S&P Global Chief Economist says balance of risks is clearly on the downside with recession probabilities rising, especially in the U.S.
Aggressive Federal Reserve policy spurred by ongoing price spikes will usher in low economic growth this year and perhaps a recession next year, which could push the central bank to reconsider guidance suggesting it will push rates further toward 4% in 2023, Global Chief Economist at S&P Global Ratings Paul Gruenwald told MNI.
In the Fed's projections released in June, the median central bank official penciled in a 3.4% fed funds rate by year-end and a terminal rate of 3.8% in 2023. Yet 2023 is when many economists, including Gruenwald, believe the economy might slip into recession as unemployment ticks up and consumer spending ebbs.
"The Fed is strongly focusing on the inflation numbers, and inflation expectations moving higher supports the Fed's overshoot argument, but maybe they'll need to slow down if there is a turn later on in consumption," he said.
"If inflation trends hold up, the Fed's got another 75 in the bag [in July] and then they're gonna see what happens, but the Fed is likely to peak out in 2023," Gruenwald added. "The recession risk is probably a bit earlier in 2023 relative to that peak and so it could be a bit awkward in the sense that the Fed is still seeing inflation pressure but the economy is slowing quickly and then there's a difficult judgment call."
Fed Chair Jerome Powell has ramped up commitments to raise rates, promising an "unconditional" fight to combat high prices, but has shown some uncertainty as to whether it will be necessary for the Fed to reach the range of 3.5-4% next year.

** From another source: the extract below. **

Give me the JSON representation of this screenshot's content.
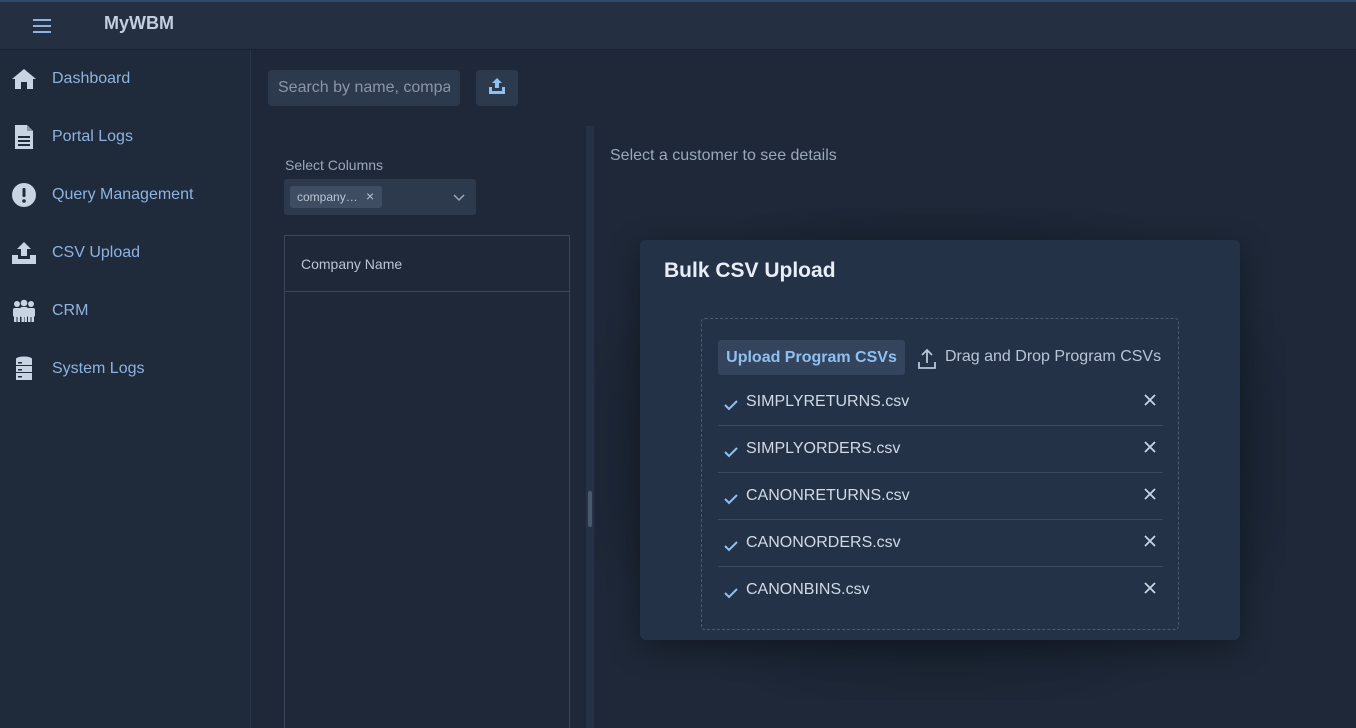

New York Fed President John Williams told CNBC this week: "The thing that I have greater certainty about is we definitely need to get the funds rate up to between 3 and 3.5% by later this year."
While U.S. economic momentum will likely forestall a recession in 2022, the weight of high prices damaging consumer purchasing power, together with an aggressive Fed, make it difficult to see the American economy walking out of 2023 unscathed, Gruenwald said.
"A growth slowdown is inevitable, but the key question is whether we have a more serious recession," he said. "We seem to have leveled off, but we have been slipping on the growth rate over the last few quarters."
"If things start to slow down, and if the job market starts to go south and savings cushions start to wear out, that's when we get into the bad scenario," he said. "Consumption probably won't slow too much in 2022 but the danger is more in 2023."
S&P has downgraded forecasts for U.S. GDP, seeing growth at an annual rate of 2.4% this year and 1.6% next year, with the unemployment rate rising from 3.6% to 4.3% by year-end and to 4.6% by the end of 2024, above the Fed's 4.1% forecast. S&P is putting the odds of a recession in 2023 at 40%. Fed economists have told MNI they see little sign of a coming recession. (See: MNI INTERVIEW: US Inflation Has Likely Peaked-Fed’s Andolfatto)
Asked whether there is a speed at which the economy stalls, Gruenwald said falling asset prices, increasing borrowing costs and a stronger exchange rate are all tightening financial conditions. "When those factors come together with negative labor market momentum then that is a pretty good sign that we're going into a more serious downturn."